AdvancedOCR / README.md
satvikjain's picture
fix: README
8287cb2
metadata
title: PDF OCR (Detectron2 + TrOCR)
emoji: 🧠
colorFrom: blue
colorTo: purple
sdk: docker
pinned: false

PDF OCR (Detectron2 + TrOCR) - Hugging Face Spaces

This repo contains a deployable Gradio app that detects text lines with Detectron2 and reads them with TrOCR. Optional Gemini correction can refine the text.

Files

  • app.py: Gradio UI
  • inference.py: OCR pipeline (Detectron2 + TrOCR)
  • requirements.txt: Python dependencies (Detectron2 installed in Dockerfile)
  • Dockerfile: CUDA-enabled image for GPU Space
  • model_final.pth: Detectron2 weights

Deploy on Hugging Face Spaces (Docker Space)

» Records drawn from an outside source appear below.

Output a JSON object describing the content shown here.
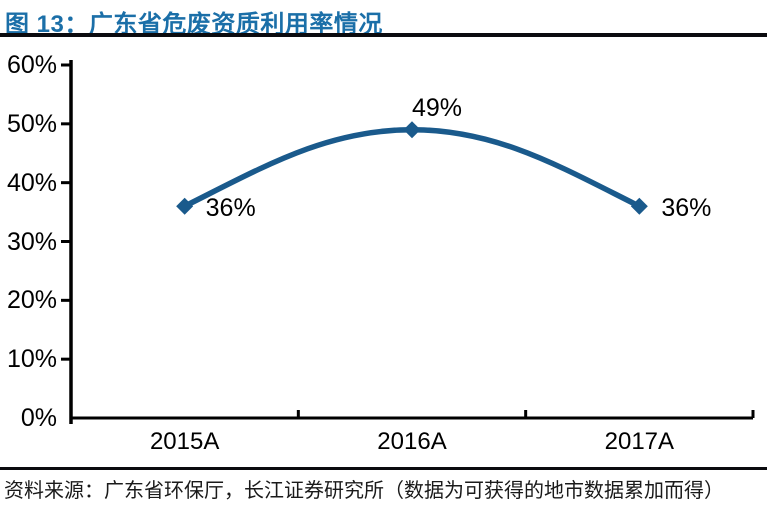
{
  "header": {
    "title": "图 13：广东省危废资质利用率情况",
    "title_color": "#1B6FA8"
  },
  "footer": {
    "source": "资料来源：广东省环保厅，长江证券研究所（数据为可获得的地市数据累加而得）"
  },
  "chart_data": {
    "type": "line",
    "title": "图 13：广东省危废资质利用率情况",
    "categories": [
      "2015A",
      "2016A",
      "2017A"
    ],
    "values": [
      36,
      49,
      36
    ],
    "data_labels": [
      "36%",
      "49%",
      "36%"
    ],
    "y_tick_values": [
      0,
      10,
      20,
      30,
      40,
      50,
      60
    ],
    "y_tick_labels": [
      "0%",
      "10%",
      "20%",
      "30%",
      "40%",
      "50%",
      "60%"
    ],
    "ylim": [
      0,
      60
    ],
    "xlabel": "",
    "ylabel": "",
    "legend": "none",
    "grid": false,
    "smooth": true,
    "marker": "diamond",
    "line_color": "#1A5A8C",
    "marker_color": "#1A5A8C",
    "axis_color": "#000000",
    "label_color": "#000000"
  }
}
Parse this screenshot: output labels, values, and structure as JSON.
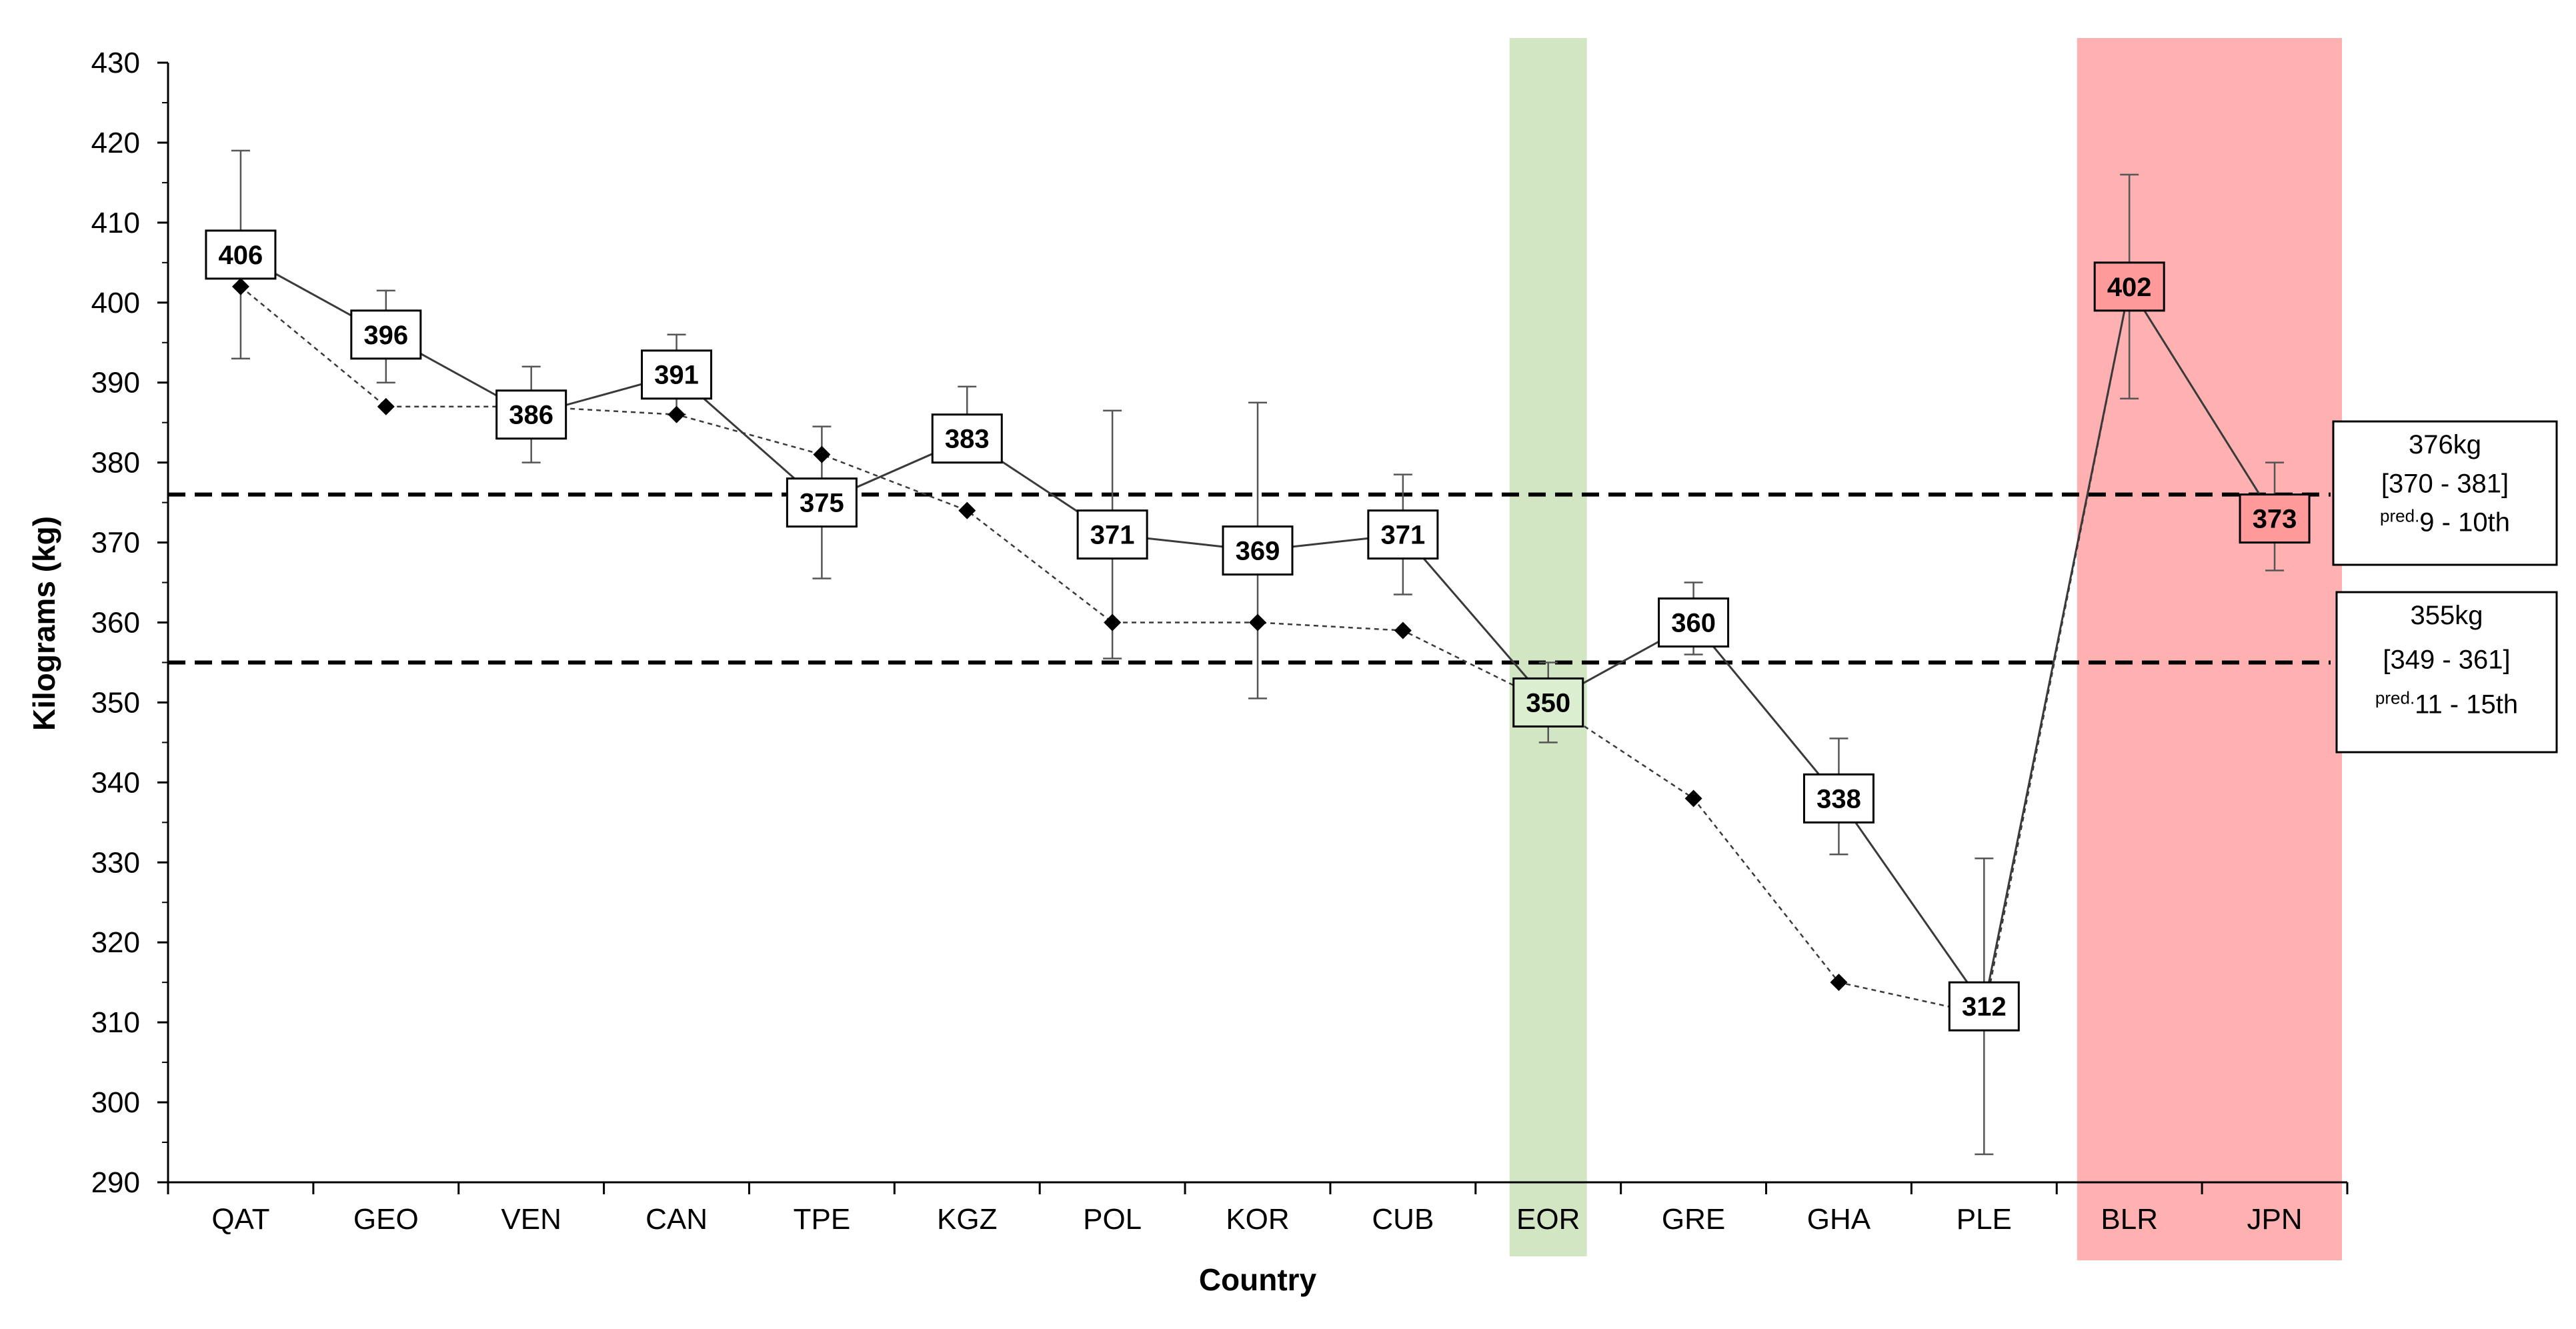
{
  "chart_data": {
    "type": "line",
    "xlabel": "Country",
    "ylabel": "Kilograms (kg)",
    "ylim": [
      290,
      430
    ],
    "yticks": [
      290,
      300,
      310,
      320,
      330,
      340,
      350,
      360,
      370,
      380,
      390,
      400,
      410,
      420,
      430
    ],
    "categories": [
      "QAT",
      "GEO",
      "VEN",
      "CAN",
      "TPE",
      "KGZ",
      "POL",
      "KOR",
      "CUB",
      "EOR",
      "GRE",
      "GHA",
      "PLE",
      "BLR",
      "JPN"
    ],
    "series": [
      {
        "style": "solid",
        "marker": "labeled-box",
        "values": [
          406,
          396,
          386,
          391,
          375,
          383,
          371,
          369,
          371,
          350,
          360,
          338,
          312,
          402,
          373
        ],
        "labels": [
          "406",
          "396",
          "386",
          "391",
          "375",
          "383",
          "371",
          "369",
          "371",
          "350",
          "360",
          "338",
          "312",
          "402",
          "373"
        ],
        "error_low": [
          393,
          390,
          380,
          386,
          365.5,
          380,
          355.5,
          350.5,
          363.5,
          345,
          356,
          331,
          293.5,
          388,
          366.5
        ],
        "error_high": [
          419,
          401.5,
          392,
          396,
          384.5,
          389.5,
          386.5,
          387.5,
          378.5,
          355,
          365,
          345.5,
          330.5,
          416,
          380
        ]
      },
      {
        "style": "dotted",
        "marker": "diamond",
        "values": [
          402,
          387,
          387,
          386,
          381,
          374,
          360,
          360,
          359,
          350,
          338,
          315,
          311,
          402,
          373
        ]
      }
    ],
    "reference_lines": [
      {
        "value": 376,
        "lines": [
          "376kg",
          "[370 - 381]"
        ],
        "sup": "pred.",
        "pred": "9 - 10th"
      },
      {
        "value": 355,
        "lines": [
          "355kg",
          "[349 - 361]"
        ],
        "sup": "pred.",
        "pred": "11 - 15th"
      }
    ],
    "highlights": [
      {
        "categories": [
          "EOR"
        ],
        "color": "#d2e6c4"
      },
      {
        "categories": [
          "BLR",
          "JPN"
        ],
        "color": "#ffb0b0"
      }
    ],
    "colors": {
      "axis": "#000000",
      "series_line": "#3a3a3a",
      "error_bar": "#555555",
      "box_fill": "#ffffff",
      "green_box_fill": "#dbeed0",
      "green_text": "#2f4a2a",
      "red_box_fill": "#ff9a9a",
      "red_text": "#5a0000",
      "green_tick_text": "#5a6b50",
      "red_tick_text": "#6a1a1a"
    }
  }
}
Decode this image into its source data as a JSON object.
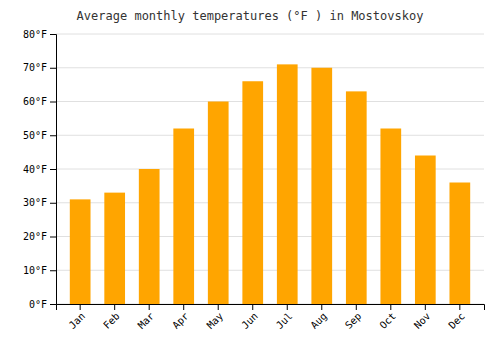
{
  "chart_data": {
    "type": "bar",
    "title": "Average monthly temperatures (°F ) in Mostovskoy",
    "categories": [
      "Jan",
      "Feb",
      "Mar",
      "Apr",
      "May",
      "Jun",
      "Jul",
      "Aug",
      "Sep",
      "Oct",
      "Nov",
      "Dec"
    ],
    "values": [
      31,
      33,
      40,
      52,
      60,
      66,
      71,
      70,
      63,
      52,
      44,
      36
    ],
    "color": "#FFA500",
    "ylim": [
      0,
      80
    ],
    "yticks": [
      {
        "value": 0,
        "label": "0°F"
      },
      {
        "value": 10,
        "label": "10°F"
      },
      {
        "value": 20,
        "label": "20°F"
      },
      {
        "value": 30,
        "label": "30°F"
      },
      {
        "value": 40,
        "label": "40°F"
      },
      {
        "value": 50,
        "label": "50°F"
      },
      {
        "value": 60,
        "label": "60°F"
      },
      {
        "value": 70,
        "label": "70°F"
      },
      {
        "value": 80,
        "label": "80°F"
      }
    ],
    "grid": true
  }
}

  1. Create a new Space on Hugging Face → Type: Docker → Hardware: GPU (T4/A10G).
  2. Push these files to the Space repository (or connect this folder and git push).
  3. Set optional secret: GEMINI_API_KEY (for correction) in Space Settings → Secrets.
  4. Wait for the build to finish. The app will start on port 7860.

Use

  1. Upload a PDF.
  2. (Optional) Toggle Split-page (currently standard pipeline is used) and Gemini correction.
  3. Click Process.
  4. Download the ZIP of per-page JSONs. The full combined text is shown in the textbox.

Local run (GPU recommended)

docker build -t ocr-app .
docker run --gpus all -p 7860:7860 ocr-app

Then open http://localhost:7860

Notes

  • Detectron2 requires GPU for reasonable speed; CPU will be slow.
  • TEXTLINE_MODEL_PATH can be overridden via env var if the weights are elsewhere.
  • TrOCR models are downloaded on first run and cached in the container layer after warmup.